The late eighteenth-century Bourbon scientific policies were mainly aimed at exploring the territories of the Spanish monarchy to define an avant-garde mapping of the profitable resources that could have been commercialised in medicinal, goods, and luxury markets. Financed by the Crown, the young botanists Hipólito Ruiz and José Pavón explored the nature of the Viceroyalty of Peru and Chile between 1777 and 1788, observing, naming, collecting, and cataloguing endemic species according to the Linnean system of classification. The majority of the specimens collected during the expedition are now preserved at the Herbarium (MA) of the Royal Botanical Garden of Madrid. However, some of the plants determined by Ruiz and Pavón had already been described by Creole naturalists who previously studied the same territory. By analysing the cases of quillay (Quillaja saponaria Molina) and araucaria (Araucaria araucana (Molina) K.Koch), this contribution tries to shed light on – a part of – the epistemic implications of the scientific expeditions and on the production of knowledge that arose from the disputes ensued by the clashes of different scientific authorities that studied the same subject simultaneously. The aim is to enrich contemporary historiography with ideas and actors marginally considered by the traditional narrative. Indeed, these actors have also participated in constructing Enlightenment botany, creating an Atlantic dialogue between the local and the global dimensions by conveying natural knowledge of distant geographies into the European cultural horizons.

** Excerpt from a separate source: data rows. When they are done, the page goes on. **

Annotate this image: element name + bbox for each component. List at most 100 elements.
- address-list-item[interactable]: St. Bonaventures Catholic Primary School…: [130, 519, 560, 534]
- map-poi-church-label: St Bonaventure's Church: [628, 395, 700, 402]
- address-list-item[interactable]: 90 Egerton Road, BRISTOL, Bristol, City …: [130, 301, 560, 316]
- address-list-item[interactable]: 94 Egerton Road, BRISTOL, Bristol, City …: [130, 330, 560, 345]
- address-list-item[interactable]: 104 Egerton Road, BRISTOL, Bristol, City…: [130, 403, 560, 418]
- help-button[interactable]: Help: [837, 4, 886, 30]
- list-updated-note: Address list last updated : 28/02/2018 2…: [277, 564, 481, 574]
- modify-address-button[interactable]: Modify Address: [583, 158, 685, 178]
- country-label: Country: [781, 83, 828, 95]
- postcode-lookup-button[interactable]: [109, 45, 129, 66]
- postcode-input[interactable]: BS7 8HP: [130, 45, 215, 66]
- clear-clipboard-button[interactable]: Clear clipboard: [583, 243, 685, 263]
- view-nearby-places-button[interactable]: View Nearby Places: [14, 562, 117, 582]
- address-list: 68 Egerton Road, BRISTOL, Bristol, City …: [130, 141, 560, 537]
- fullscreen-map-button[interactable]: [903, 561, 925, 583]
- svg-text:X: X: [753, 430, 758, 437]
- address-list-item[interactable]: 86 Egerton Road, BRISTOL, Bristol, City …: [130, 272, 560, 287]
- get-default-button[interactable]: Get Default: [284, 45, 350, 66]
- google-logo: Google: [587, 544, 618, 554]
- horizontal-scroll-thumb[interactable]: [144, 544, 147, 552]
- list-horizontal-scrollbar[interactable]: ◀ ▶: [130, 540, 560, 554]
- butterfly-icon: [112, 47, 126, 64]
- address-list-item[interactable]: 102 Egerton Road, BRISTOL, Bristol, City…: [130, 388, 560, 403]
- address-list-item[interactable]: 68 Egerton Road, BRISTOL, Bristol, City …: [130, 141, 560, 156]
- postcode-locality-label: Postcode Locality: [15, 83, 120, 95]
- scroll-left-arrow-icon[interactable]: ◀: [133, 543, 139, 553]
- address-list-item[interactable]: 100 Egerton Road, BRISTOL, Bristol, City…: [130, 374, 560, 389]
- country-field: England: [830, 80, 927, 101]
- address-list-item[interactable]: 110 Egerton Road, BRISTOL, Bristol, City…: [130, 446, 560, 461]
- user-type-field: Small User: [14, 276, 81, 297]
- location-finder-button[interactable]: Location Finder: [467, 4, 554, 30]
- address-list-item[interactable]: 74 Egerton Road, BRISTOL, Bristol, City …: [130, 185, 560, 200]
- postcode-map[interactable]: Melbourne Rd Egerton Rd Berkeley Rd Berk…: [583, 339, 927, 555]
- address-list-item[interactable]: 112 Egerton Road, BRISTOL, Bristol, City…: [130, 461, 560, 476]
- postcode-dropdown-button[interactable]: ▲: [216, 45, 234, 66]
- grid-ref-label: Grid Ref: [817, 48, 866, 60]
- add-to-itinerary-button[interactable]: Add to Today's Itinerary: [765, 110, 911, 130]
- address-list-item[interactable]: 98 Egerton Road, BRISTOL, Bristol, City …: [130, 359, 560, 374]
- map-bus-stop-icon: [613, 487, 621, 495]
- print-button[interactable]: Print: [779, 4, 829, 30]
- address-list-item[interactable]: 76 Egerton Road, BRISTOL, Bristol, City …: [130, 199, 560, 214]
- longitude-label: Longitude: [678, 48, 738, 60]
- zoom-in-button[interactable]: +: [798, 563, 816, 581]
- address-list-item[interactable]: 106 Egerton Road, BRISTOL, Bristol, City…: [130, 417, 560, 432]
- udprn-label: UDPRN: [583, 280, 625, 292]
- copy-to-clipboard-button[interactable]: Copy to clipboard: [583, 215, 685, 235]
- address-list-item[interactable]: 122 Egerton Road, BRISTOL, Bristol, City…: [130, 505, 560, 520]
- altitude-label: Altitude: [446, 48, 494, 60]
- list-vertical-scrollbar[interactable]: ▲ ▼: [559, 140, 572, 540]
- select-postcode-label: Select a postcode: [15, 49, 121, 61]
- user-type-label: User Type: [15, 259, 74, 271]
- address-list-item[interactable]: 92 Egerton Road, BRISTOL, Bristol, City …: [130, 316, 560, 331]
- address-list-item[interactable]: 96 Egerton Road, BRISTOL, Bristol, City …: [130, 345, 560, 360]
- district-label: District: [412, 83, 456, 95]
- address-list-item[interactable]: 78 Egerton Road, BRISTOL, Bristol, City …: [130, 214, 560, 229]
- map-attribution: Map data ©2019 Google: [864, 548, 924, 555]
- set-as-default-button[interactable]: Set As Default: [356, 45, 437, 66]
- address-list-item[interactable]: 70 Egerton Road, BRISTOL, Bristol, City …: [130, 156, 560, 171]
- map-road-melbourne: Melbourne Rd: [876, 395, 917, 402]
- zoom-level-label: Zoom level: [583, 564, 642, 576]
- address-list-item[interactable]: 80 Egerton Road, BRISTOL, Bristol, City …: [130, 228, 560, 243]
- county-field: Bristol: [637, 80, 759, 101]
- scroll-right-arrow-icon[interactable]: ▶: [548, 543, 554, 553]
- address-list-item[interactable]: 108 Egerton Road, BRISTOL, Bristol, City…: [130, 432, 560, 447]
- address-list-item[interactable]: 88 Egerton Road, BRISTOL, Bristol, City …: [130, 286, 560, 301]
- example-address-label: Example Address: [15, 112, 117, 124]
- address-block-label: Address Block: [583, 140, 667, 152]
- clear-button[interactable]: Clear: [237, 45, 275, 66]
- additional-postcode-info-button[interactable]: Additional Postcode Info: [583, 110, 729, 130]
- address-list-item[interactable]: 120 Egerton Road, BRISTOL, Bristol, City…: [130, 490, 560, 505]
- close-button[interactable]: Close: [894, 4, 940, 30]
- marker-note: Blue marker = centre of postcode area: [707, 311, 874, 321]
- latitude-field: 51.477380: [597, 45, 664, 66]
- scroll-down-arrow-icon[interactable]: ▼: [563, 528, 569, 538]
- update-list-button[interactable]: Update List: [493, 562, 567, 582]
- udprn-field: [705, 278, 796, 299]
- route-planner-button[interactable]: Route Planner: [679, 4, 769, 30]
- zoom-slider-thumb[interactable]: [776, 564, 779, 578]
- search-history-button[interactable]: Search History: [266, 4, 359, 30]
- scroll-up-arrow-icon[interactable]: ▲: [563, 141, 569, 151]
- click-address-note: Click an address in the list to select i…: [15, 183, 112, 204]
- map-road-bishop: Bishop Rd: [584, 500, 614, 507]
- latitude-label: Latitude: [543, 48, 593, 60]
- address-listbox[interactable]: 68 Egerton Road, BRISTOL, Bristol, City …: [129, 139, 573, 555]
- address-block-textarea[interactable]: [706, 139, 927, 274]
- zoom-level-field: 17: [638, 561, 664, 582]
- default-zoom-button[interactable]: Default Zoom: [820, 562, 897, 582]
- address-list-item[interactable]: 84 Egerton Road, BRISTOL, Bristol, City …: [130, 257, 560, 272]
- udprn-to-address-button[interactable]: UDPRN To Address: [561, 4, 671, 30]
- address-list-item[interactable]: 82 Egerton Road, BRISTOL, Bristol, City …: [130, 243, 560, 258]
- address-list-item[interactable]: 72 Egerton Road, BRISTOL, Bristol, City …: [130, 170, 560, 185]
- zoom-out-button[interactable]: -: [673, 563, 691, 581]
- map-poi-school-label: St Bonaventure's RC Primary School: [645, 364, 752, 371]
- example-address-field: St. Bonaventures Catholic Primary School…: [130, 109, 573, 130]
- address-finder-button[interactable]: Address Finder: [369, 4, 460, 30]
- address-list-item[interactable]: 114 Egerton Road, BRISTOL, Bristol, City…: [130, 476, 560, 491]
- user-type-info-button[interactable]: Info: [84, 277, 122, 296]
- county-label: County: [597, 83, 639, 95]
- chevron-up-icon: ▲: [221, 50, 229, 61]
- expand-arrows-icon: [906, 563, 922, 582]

Bio: Morgana Lisi is a PhD Candidate in Global History of Empires at the University of Turin, Italy. Her research interests include cultural history, the history of science, and the history of knowledge in the early modern Iberian world. She authored various essays on Juan Ignacio Molina's thinking and scientific contribution, and she is currently exploring the process of epistemological transformation of Natural History in the eighteenth-century Spanish monarchy, focusing on the studies by Creole naturalists in the province of Chile.